Les systèmes d’IA sont classés en quatre catégories : ceux présentant un risque inacceptable et étant donc interdits (systèmes exploitant la vulnérabilité comme par exemple l’âge, le handicap ou encore la situation sociale ou économique d’une personne susceptible de lui causer un préjudice important, système pour mener des évaluations ou prédictions de risque qu’une personne commette une infraction pénale en se basant uniquement sur du profilage) ; ceux à haut risque nécessitant le respect d’obligations renforcées (systèmes d’IA destinés à être utilisés pour la reconnaissance des émotions si cela est autorisé par le droit de l’UE ou le droit national ou encore les systèmes d’IA destinés à être utilisés pour surveiller et détecter les comportements interdits des étudiants pendant des examens) ; ceux dont le risque est limité et enfin ceux présentant un risque faible/nul.
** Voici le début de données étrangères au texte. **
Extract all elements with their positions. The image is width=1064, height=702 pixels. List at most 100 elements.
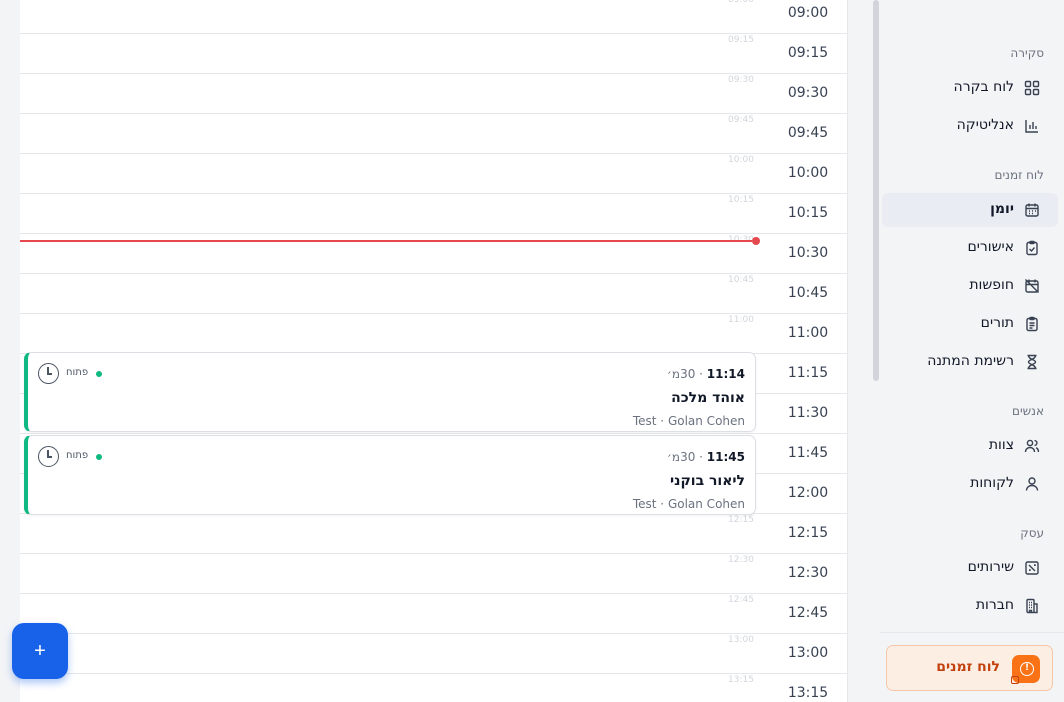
time-slot[interactable]: 12:15 12:15 bbox=[20, 514, 847, 554]
sidebar-item-hourglass[interactable]: רשימת המתנה bbox=[882, 345, 1058, 379]
time-slot-label: 12:45 bbox=[787, 605, 829, 621]
appointment-card[interactable]: פתוח 11:45 · 30מ׳ ליאור בוקני Test · Golan … bbox=[24, 435, 756, 515]
sidebar-section-title: אנשים bbox=[1012, 404, 1044, 418]
appointment-meta: 11:45 · 30מ׳ bbox=[667, 450, 745, 464]
user-icon bbox=[1024, 476, 1040, 492]
appointment-details: Test · Golan Cohen bbox=[633, 497, 745, 511]
add-appointment-button[interactable]: + bbox=[12, 623, 68, 679]
sidebar-item-users[interactable]: צוות bbox=[882, 429, 1058, 463]
detail-separator: · bbox=[656, 497, 668, 511]
sidebar-item-label: אישורים bbox=[967, 239, 1014, 255]
sidebar-item-label: חברות bbox=[975, 597, 1014, 613]
meta-separator: · bbox=[695, 450, 707, 464]
schedule-alert-label: לוח זמנים bbox=[936, 659, 1000, 675]
time-slot[interactable]: 09:15 09:15 bbox=[20, 34, 847, 74]
time-slot-label: 13:15 bbox=[787, 685, 829, 701]
sidebar-item-label: רשימת המתנה bbox=[927, 353, 1014, 369]
meta-separator: · bbox=[695, 367, 707, 381]
schedule-alert-button[interactable]: לוח זמנים bbox=[886, 645, 1053, 691]
time-slot-mini-label: 11:00 bbox=[728, 315, 754, 325]
customer-name: אוהד מלכה bbox=[671, 390, 745, 406]
appointment-status: פתוח bbox=[66, 450, 89, 461]
time-slot[interactable]: 09:00 09:00 bbox=[20, 0, 847, 34]
detail-separator: · bbox=[656, 414, 668, 428]
time-slot[interactable]: 13:00 13:00 bbox=[20, 634, 847, 674]
time-slot-mini-label: 10:00 bbox=[728, 155, 754, 165]
status-dot bbox=[96, 454, 102, 460]
current-time-line bbox=[20, 240, 752, 242]
time-slot[interactable]: 09:30 09:30 bbox=[20, 74, 847, 114]
services-icon bbox=[1024, 560, 1040, 576]
time-slot-mini-label: 12:15 bbox=[728, 515, 754, 525]
sidebar-item-label: יומן bbox=[990, 201, 1014, 217]
sidebar: סקירה לוח בקרה אנליטיקה לוח זמנים יומן אישורי… bbox=[880, 0, 1064, 702]
time-slot[interactable]: 13:15 13:15 bbox=[20, 674, 847, 702]
service-name: Test bbox=[632, 497, 657, 511]
time-slot-label: 10:15 bbox=[787, 205, 829, 221]
sidebar-item-services[interactable]: שירותים bbox=[882, 551, 1058, 585]
time-slot-label: 11:00 bbox=[787, 325, 829, 341]
time-slot-label: 10:45 bbox=[787, 285, 829, 301]
time-slot-label: 09:00 bbox=[787, 5, 829, 21]
sidebar-scrollbar[interactable] bbox=[873, 0, 879, 381]
time-slot-label: 12:00 bbox=[787, 485, 829, 501]
time-slot-label: 09:15 bbox=[787, 45, 829, 61]
sidebar-item-label: תורים bbox=[980, 315, 1014, 331]
sidebar-divider bbox=[880, 632, 1064, 633]
hourglass-icon bbox=[1024, 354, 1040, 370]
time-slot-mini-label: 12:45 bbox=[728, 595, 754, 605]
sidebar-item-user[interactable]: לקוחות bbox=[882, 467, 1058, 501]
sidebar-item-building[interactable]: חברות bbox=[882, 589, 1058, 623]
staff-name: Golan Cohen bbox=[667, 497, 745, 511]
clock-icon[interactable] bbox=[38, 363, 59, 384]
staff-name: Golan Cohen bbox=[667, 414, 745, 428]
time-slot[interactable]: 12:30 12:30 bbox=[20, 554, 847, 594]
time-slot-mini-label: 09:30 bbox=[728, 75, 754, 85]
sidebar-item-calendar-off[interactable]: חופשות bbox=[882, 269, 1058, 303]
sidebar-section-title: סקירה bbox=[1010, 46, 1044, 60]
customer-name: ליאור בוקני bbox=[669, 473, 745, 489]
time-slot-mini-label: 09:45 bbox=[728, 115, 754, 125]
time-slot-label: 10:00 bbox=[787, 165, 829, 181]
building-icon bbox=[1024, 598, 1040, 614]
clock-icon[interactable] bbox=[38, 446, 59, 467]
time-slot-label: 11:30 bbox=[787, 405, 829, 421]
status-dot bbox=[96, 371, 102, 377]
clipboard-list-icon bbox=[1024, 316, 1040, 332]
sidebar-item-label: אנליטיקה bbox=[956, 117, 1014, 133]
sidebar-item-clipboard-check[interactable]: אישורים bbox=[882, 231, 1058, 265]
appointment-details: Test · Golan Cohen bbox=[633, 414, 745, 428]
mini-calendar-icon bbox=[1011, 676, 1019, 684]
time-slot-mini-label: 09:15 bbox=[728, 35, 754, 45]
users-icon bbox=[1024, 438, 1040, 454]
sidebar-item-label: חופשות bbox=[969, 277, 1014, 293]
time-slot[interactable]: 10:45 10:45 bbox=[20, 274, 847, 314]
time-slot-mini-label: 10:15 bbox=[728, 195, 754, 205]
time-slot-label: 09:30 bbox=[787, 85, 829, 101]
appointment-meta: 11:14 · 30מ׳ bbox=[667, 367, 745, 381]
time-slot-mini-label: 13:15 bbox=[728, 675, 754, 685]
sidebar-item-dashboard-grid[interactable]: לוח בקרה bbox=[882, 71, 1058, 105]
time-slot-label: 13:00 bbox=[787, 645, 829, 661]
sidebar-item-bar-chart[interactable]: אנליטיקה bbox=[882, 109, 1058, 143]
appointment-card[interactable]: פתוח 11:14 · 30מ׳ אוהד מלכה Test · Golan Co… bbox=[24, 352, 756, 432]
appointment-duration: 30מ׳ bbox=[666, 450, 696, 464]
time-slot-label: 11:15 bbox=[787, 365, 829, 381]
sidebar-item-calendar[interactable]: יומן bbox=[882, 193, 1058, 227]
sidebar-item-label: שירותים bbox=[967, 559, 1014, 575]
time-slot-label: 09:45 bbox=[787, 125, 829, 141]
time-slot-mini-label: 10:45 bbox=[728, 275, 754, 285]
calendar-icon bbox=[1024, 202, 1040, 218]
dashboard-grid-icon bbox=[1024, 80, 1040, 96]
sidebar-item-label: צוות bbox=[988, 437, 1014, 453]
sidebar-item-clipboard-list[interactable]: תורים bbox=[882, 307, 1058, 341]
time-slot[interactable]: 09:45 09:45 bbox=[20, 114, 847, 154]
time-slot[interactable]: 11:00 11:00 bbox=[20, 314, 847, 354]
sidebar-section-title: לוח זמנים bbox=[994, 168, 1045, 182]
time-slot[interactable]: 10:15 10:15 bbox=[20, 194, 847, 234]
sidebar-item-label: לוח בקרה bbox=[953, 79, 1014, 95]
time-slot[interactable]: 12:45 12:45 bbox=[20, 594, 847, 634]
calendar-off-icon bbox=[1024, 278, 1040, 294]
time-slot[interactable]: 10:00 10:00 bbox=[20, 154, 847, 194]
time-slot-label: 12:30 bbox=[787, 565, 829, 581]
Suis-je concerné par l’AI Act ?

L’AI Act s’applique à tout acteur qui conçoit, utilise, importe ou distribue des systèmes d’IA dans l’UE, peu importe l’endroit où il est établi et aux systèmes d’IA qui sont utilisés dans l’UE, même s’ils sont développés ailleurs.

Son champ d’application est donc extrêmement large, à la manière de ce qui avait également pu être fait pour le RGPD concernant les données à caractère personnel.

Si oui, à quel titre est-ce que j’interviens ?

Une fois le système d’IA catégorisé, la question à se poser est celle du rôle adopté vis-à-vis de celui-ci. L’AI Act distingue en effet plusieurs catégories d’acteurs, dont les obligations et responsabilités varient :

  • Le fournisseur est celui qui développe ou fait développer le système d’IA, et qui le met sur le marché ou le met en service sous son nom ou sa marque ;
  • Le déployeur est la personne qui utilise sous sa propre autorité un système d’IA, en dehors d’un usage à titre personnel (potentiellement une société déployant un système d’IA en interne) ;
  • L’importateur est la personne, établie dans l’UE, qui met sur le marché un système d’IA dont le fournisseur est établi dans un pays tiers ;
  • Le distributeur est toute personne de la chaîne d’approvisionnement, autre que le fournisseur ou l’importateur, qui met un système d’IA sur le marché de l’UE.

Il est à noter que les personnes (dénommées « personnes concernées » dans le texte) qui utiliseraient un système d’IA à titre personnel n’ont pas d’obligations spécifiques au titre de l’AI Act.

Quelles obligations m’incombent ?

Comme d’ores et déjà précisé, les obligations de chaque acteur intervenant sur un système d’IA vont varier selon la catégorie de l’IA concernée.

Si les systèmes d’IA considérés comme présentant un risque qui n’est pas acceptable pour les libertés fondamentales des personnes sont interdits, ceux à « à haut risque » le sont mais font alors peser des règles spécifiques sur les différents intervenants.

C’est ainsi sur les fournisseurs de tels systèmes d’IA que pèsent les obligations les plus lourdes : ils doivent notamment mettre en place un système de gestion des risques, assurer la gouvernance des données utilisées par le système d’IA, fournir des instructions d’utilisation de leur IA, indiquer leurs coordonnées très clairement sur la documentation ainsi que le marquage CE, garantir la robustesse et la cybersécurité du système d’IA ou encore disposer d’une documentation technique à même de démontrer la conformité de ce dernier.

Les déployeurs d’IA à haut risque, quant à eux, ont des obligations légèrement moindres : ils sont par exemple tenus de respecter les instructions d’utilisation fournies par les fournisseurs, d’informer ces derniers s’ils décèlent un incident grave, d’informer les représentants des travailleurs de l’utilisation d’un tel système (en cas de déployeur-employeur) ou encore de réaliser une analyse d’impact sur les droits fondamentaux que le déploiement du système d’IA pourrait avoir.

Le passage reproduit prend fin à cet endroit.